The Australian Tax Office has failed to collect billions in unpaid superannuation each year, with a damning audit finding the reactive approach is costing workers whose bosses are breaking the law.
Instead of proactively hunting down employers who fail to pay super, the ATO is using a “low-touch nudge” approach, which has meant less than 15 per cent of unpaid superannuation is collected annually.
The audit office found the ATO was only partially effective in its efforts to recoup lost superannuation and encourage employers to pay super.Credit:Gabriele Charotte
A report from the Australian National Audit Office calculated the ATO was owed $2.9 billion in tax charged to employers that failed to pay superannuation, while the industry estimates the shortfall is as high as $5 billion a year.
About 95 per cent of super contributions are paid without the Tax Office intervening. But employers that don’t comply have a big impact on the retirement incomes of Australians.
The audit office report into that non-compliance found the ATO was only partially effective in its efforts to recoup lost superannuation and encourage employers to pay super.

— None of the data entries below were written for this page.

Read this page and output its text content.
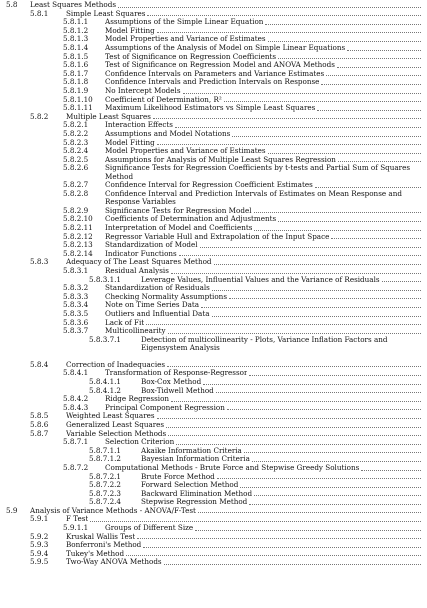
5.8	Least Squares Methods
5.8.1	Simple Least Squares
5.8.1.1	Assumptions of the Simple Linear Equation
5.8.1.2	Model Fitting
5.8.1.3	Model Properties and Variance of Estimates
5.8.1.4	Assumptions of the Analysis of Model on Simple Linear Equations
5.8.1.5	Test of Significance on Regression Coefficients
5.8.1.6	Test of Significance on Regression Model and ANOVA Methods
5.8.1.7	Confidence Intervals on Parameters and Variance Estimates
5.8.1.8	Confidence Intervals and Prediction Intervals on Response
5.8.1.9	No Intercept Models
5.8.1.10	Coefficient of Determination, R²
5.8.1.11	Maximum Likelihood Estimators vs Simple Least Squares
5.8.2	Multiple Least Squares
5.8.2.1	Interaction Effects
5.8.2.2	Assumptions and Model Notations
5.8.2.3	Model Fitting
5.8.2.4	Model Properties and Variance of Estimates
5.8.2.5	Assumptions for Analysis of Multiple Least Squares Regression
5.8.2.6	Significance Tests for Regression Coefficients by t-tests and Partial Sum of Squares Method
5.8.2.7	Confidence Interval for Regression Coefficient Estimates
5.8.2.8	Confidence Interval and Prediction Intervals of Estimates on Mean Response and Response Variables
5.8.2.9	Significance Tests for Regression Model
5.8.2.10	Coefficients of Determination and Adjustments
5.8.2.11	Interpretation of Model and Coefficients
5.8.2.12	Regressor Variable Hull and Extrapolation of the Input Space
5.8.2.13	Standardization of Model
5.8.2.14	Indicator Functions
5.8.3	Adequacy of The Least Squares Method
5.8.3.1	Residual Analysis
5.8.3.1.1	Leverage Values, Influential Values and the Variance of Residuals
5.8.3.2	Standardization of Residuals
5.8.3.3	Checking Normality Assumptions
5.8.3.4	Note on Time Series Data
5.8.3.5	Outliers and Influential Data
5.8.3.6	Lack of Fit
5.8.3.7	Multicollinearity
5.8.3.7.1	Detection of multicollinearity - Plots, Variance Inflation Factors and Eigensystem Analysis
5.8.4	Correction of Inadequacies
5.8.4.1	Transformation of Response-Regressor
5.8.4.1.1	Box-Cox Method
5.8.4.1.2	Box-Tidwell Method
5.8.4.2	Ridge Regression
5.8.4.3	Principal Component Regression
5.8.5	Weighted Least Squares
5.8.6	Generalized Least Squares
5.8.7	Variable Selection Methods
5.8.7.1	Selection Criterion
5.8.7.1.1	Akaike Information Criteria
5.8.7.1.2	Bayesian Information Criteria
5.8.7.2	Computational Methods - Brute Force and Stepwise Greedy Solutions
5.8.7.2.1	Brute Force Method
5.8.7.2.2	Forward Selection Method
5.8.7.2.3	Backward Elimination Method
5.8.7.2.4	Stepwise Regression Method
5.9	Analysis of Variance Methods - ANOVA/F-Test
5.9.1	F Test
5.9.1.1	Groups of Different Size
5.9.2	Kruskal Wallis Test
5.9.3	Bonferroni's Method
5.9.4	Tukey's Method
5.9.5	Two-Way ANOVA Methods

It said the Tax Office had made a commitment to be proactive in 40 per cent of compliance cases in the three or four years to 2020-21.
Instead, the report found proactive compliance activities declined after the super guarantee taskforce was introduced in 2017, with a shift “from resource-intensive audit activity to low-touch nudges”.

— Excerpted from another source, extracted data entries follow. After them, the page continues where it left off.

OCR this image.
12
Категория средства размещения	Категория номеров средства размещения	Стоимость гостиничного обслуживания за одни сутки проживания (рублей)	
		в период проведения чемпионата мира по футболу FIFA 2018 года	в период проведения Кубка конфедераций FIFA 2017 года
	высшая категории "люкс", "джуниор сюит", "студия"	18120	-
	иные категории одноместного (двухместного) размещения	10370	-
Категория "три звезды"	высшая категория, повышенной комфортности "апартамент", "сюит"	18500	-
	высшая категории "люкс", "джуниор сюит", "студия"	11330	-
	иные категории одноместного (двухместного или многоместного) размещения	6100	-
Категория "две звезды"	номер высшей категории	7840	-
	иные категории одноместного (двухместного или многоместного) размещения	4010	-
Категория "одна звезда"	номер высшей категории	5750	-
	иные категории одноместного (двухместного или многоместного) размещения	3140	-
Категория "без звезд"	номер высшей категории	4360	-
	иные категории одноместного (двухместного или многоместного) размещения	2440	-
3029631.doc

Between 2013-14 and 2018-19, the audit report found the Tax Office’s compliance activities in detecting and collecting unpaid super amounted to less than 15 per cent per year of the estimated amount of unpaid super.
The audit office said enforcement pauses during the bushfires and coronavirus pandemic meant the Tax Office was only partially effective in using its debt recovery powers. Stronger enforcement powers “have largely not been exercised”, and firm compliance activity was used less frequently.

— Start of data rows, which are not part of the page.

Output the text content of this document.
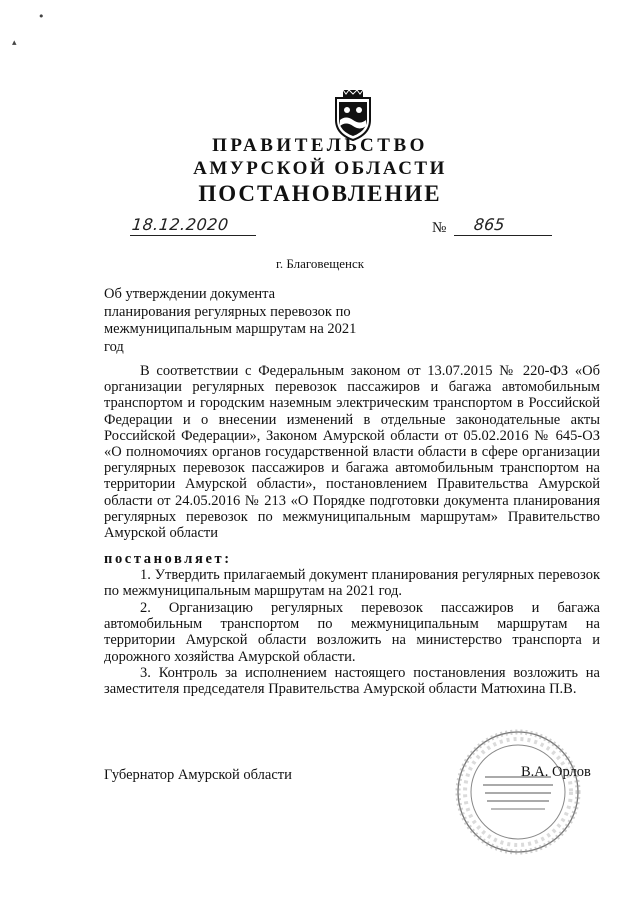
•
▴
ПРАВИТЕЛЬСТВО
АМУРСКОЙ ОБЛАСТИ
ПОСТАНОВЛЕНИЕ
18.12.2020	№ 865
г. Благовещенск
Об утверждении документа планирования регулярных перевозок по межмуниципальным маршрутам на 2021 год
В соответствии с Федеральным законом от 13.07.2015 № 220-ФЗ «Об организации регулярных перевозок пассажиров и багажа автомобильным транспортом и городским наземным электрическим транспортом в Российской Федерации и о внесении изменений в отдельные законодательные акты Российской Федерации», Законом Амурской области от 05.02.2016 № 645-ОЗ «О полномочиях органов государственной власти области в сфере организации регулярных перевозок пассажиров и багажа автомобильным транспортом на территории Амурской области», постановлением Правительства Амурской области от 24.05.2016 № 213 «О Порядке подготовки документа планирования регулярных перевозок по межмуниципальным маршрутам» Правительство Амурской области
постановляет:
1. Утвердить прилагаемый документ планирования регулярных перевозок по межмуниципальным маршрутам на 2021 год.
2. Организацию регулярных перевозок пассажиров и багажа автомобильным транспортом по межмуниципальным маршрутам на территории Амурской области возложить на министерство транспорта и дорожного хозяйства Амурской области.
3. Контроль за исполнением настоящего постановления возложить на заместителя председателя Правительства Амурской области Матюхина П.В.
Губернатор Амурской области	В.А. Орлов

In a speech before the release of the report, Labor’s superannuation spokesman, Stephen Jones, said Australians were losing billions of dollars a year in unpaid super.
‘Every dollar of unpaid super is a dollar that a retiree is not getting.’
“Every dollar of unpaid super is a dollar that a retiree is not getting,” he said. “The Morrison government knows about it but they just don’t care. Labor plans to take the issue head-on.”
Jones said Labor would require the Tax Office to set tough and transparent targets to recover unpaid superannuation, and require those results to be reported to parliament annually. Superannuation Minister Jane Hume was contacted for comment.
Setting targets was one of three recommendations from the audit report. The Tax Office agreed to all three, which included making more use of its enforcement powers, but with qualifications on setting targets.
“[We] note that we will explore opportunities to enhance our performance measures and commentary on [super guarantee] performance information,” the ATO said in response.
Industry Super Australia chief executive Bernie Dean said the Tax Office needed to do better.
“It is little wonder the regulator performs so badly considering the auditor-general’s finding that the ATO does little proactive enforcement, instead relying on workers to make a report and do all the heavy lifting,” he said.
ACTU assistant secretary Scott Connolly said recovering less than 15 per cent of unpaid super was an “appalling record” that would leave millions of workers worse off in retirement.
“Australian workers are losing $5 billion per year through a system which allocates 13 full-time staff to the proactive policing of the theft of super nationally,” Connolly said.
Dean said Labor’s commitment to strengthen Tax Office compliance was a step in the right direction, but the next big step was to require employers to pay super at the same time as workers’ wages rather than four times a year as currently required.